By Sam Laird

“Hurricane-displaced people of Louisiana still need your help!” reads a message emblazoned on the side of the trailer attached to Santa Cruz resident Curtis Reliford’s pickup truck. Bearing slogans, pleas for compassion and four worn American flags, the trailer is hard to miss as Reliford drives across the county collecting donations and delivering much-needed assistance to victims of Hurricane Katrina.

Since Katrina devastated the Gulf Coast in August 2005, Reliford and his rig have made six trips hauling food, clothing, building materials and other supplies back to his native Louisiana. He plans to continue making quarterly trips with the Follow Your Heart Action Network, an organization he founded in the aftermath of the storm.

Hurricane Katrina was one of the deadliest and costliest natural disasters in United States history, killing over 1,800 people, causing an estimated $81 billion in damage and leaving 80 percent of New Orleans flooded for weeks.

Speaking to relatives in his home state during the weeks following the catastrophe, Reliford was struck by the anger, depression and hopelessness of impoverished victims who felt they’d been abandoned by government agencies in their time of greatest need.

“A certain class of people is not cared for or respected,” Reliford said in his soft Southern accent. “It just seems like if you’re not educated or rich or climbing the corporate ladder, you don’t exist.”

Reliford settled in Santa Cruz 21 years ago after departing Louisiana to leave behind racism, bigotry and personal problems with drugs and alcohol. He says his moment of inspiration to start Follow Your Heart came a couple weeks after Katrina, following a long telephone conversation with his sister who was still in Louisiana. When he picked his daughter up from school later that day, she asked him why he seemed so angry and depressed.

“After I told her, she grabbed me, looked me in the face, and said, ‘Dad, if anybody can do anything for these people, you can do it,’” Reliford said. “That sparked me and I haven’t stopped since.”

“There’s something inside of me telling me what to do and I call it my spirit,” he added. “It’s telling me about love, compassion, honesty and unselfishness.”

Reliford and Follow Your Heart volunteers have made three of their trips to Renaissance Village, a trailer park in Baker, La., which houses over 2,000 Katrina evacuees. He said that residents there have expressed extreme frustration with the Federal Emergency Management Agency (FEMA) because they feel it hasn’t done nearly enough to help them.

“FEMA is telling them one thing and doing something different,” Reliford said. “Most of the help people get has been from people like me—grassroots organizations—not the government. FEMA is doing a lot of talking but they’re not about action.”

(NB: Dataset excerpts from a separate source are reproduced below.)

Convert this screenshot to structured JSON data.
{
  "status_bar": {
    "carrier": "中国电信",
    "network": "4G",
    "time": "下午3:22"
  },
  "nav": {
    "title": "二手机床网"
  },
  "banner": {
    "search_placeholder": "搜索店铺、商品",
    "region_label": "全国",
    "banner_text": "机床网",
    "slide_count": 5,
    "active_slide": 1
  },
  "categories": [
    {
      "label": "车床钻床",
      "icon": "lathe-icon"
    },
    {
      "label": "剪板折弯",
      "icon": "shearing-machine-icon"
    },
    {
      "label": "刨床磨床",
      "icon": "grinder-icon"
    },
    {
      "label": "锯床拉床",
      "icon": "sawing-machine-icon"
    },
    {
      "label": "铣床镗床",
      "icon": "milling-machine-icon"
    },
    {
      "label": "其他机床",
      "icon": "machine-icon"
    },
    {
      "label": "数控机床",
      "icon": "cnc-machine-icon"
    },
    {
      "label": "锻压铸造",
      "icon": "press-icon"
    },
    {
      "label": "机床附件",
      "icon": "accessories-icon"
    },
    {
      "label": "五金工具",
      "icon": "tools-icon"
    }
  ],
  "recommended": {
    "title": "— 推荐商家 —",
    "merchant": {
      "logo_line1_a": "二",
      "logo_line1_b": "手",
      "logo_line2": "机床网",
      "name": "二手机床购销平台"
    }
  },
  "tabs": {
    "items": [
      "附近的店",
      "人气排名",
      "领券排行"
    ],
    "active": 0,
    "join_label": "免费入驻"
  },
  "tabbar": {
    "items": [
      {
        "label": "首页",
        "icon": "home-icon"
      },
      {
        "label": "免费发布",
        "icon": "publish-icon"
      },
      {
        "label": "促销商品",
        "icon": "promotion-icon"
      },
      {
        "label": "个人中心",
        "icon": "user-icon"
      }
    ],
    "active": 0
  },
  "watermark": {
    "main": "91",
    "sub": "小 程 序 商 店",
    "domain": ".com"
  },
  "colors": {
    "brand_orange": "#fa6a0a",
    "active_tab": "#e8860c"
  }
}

Renaissance Village residents supported that statement, and expressed tremendous gratitude for the work Reliford has done at their trailer park.

“FEMA has given me $134 total,” said Charlotte McGee, a 52 year-old Renaissance Village occupant. “And I’m disabled, on a fixed income with six children. So I thank God for Mr. Reliford because he’s gone out of his way to bless us with things that we really need. It takes a special person to do that.”

Hurricane victims are not the only people who have been touched by Reliford’s efforts, according to Helen Isherwood, a Santa Cruz resident and Red Cross Disaster Services volunteer.

“It’s pretty much a life-changing experience for many of the people that have been down there,” said Isherwood, who has made one trip with Follow Your Heart and helped plan two others. “There are so many issues that we feel powerless to change, but when we do something like this we get some of that power back and feel like we can be proud to be Americans.”

But all of Reliford’s work for others has left him in a bit of a pinch himself. Reliford operated a landscaping business before starting Follow Your Heart, but after a couple months of directing his energy toward collecting donations, lost 32 of his 36 contracts.

“I’ve lost everything I had…I’m two steps from being homeless myself,” he said.

While Reliford plans to continue devoting himself to Follow Your Heart, there is one other job he wouldn’t mind trying.

“Man, let me be president for one day,” he said, shaking his head. “I’d turn everything off and just tell people to stop and be present with what we’re here for. Focus on that there’s a human being right next to you. It’s time to open up your heart with love, compassion and honesty.”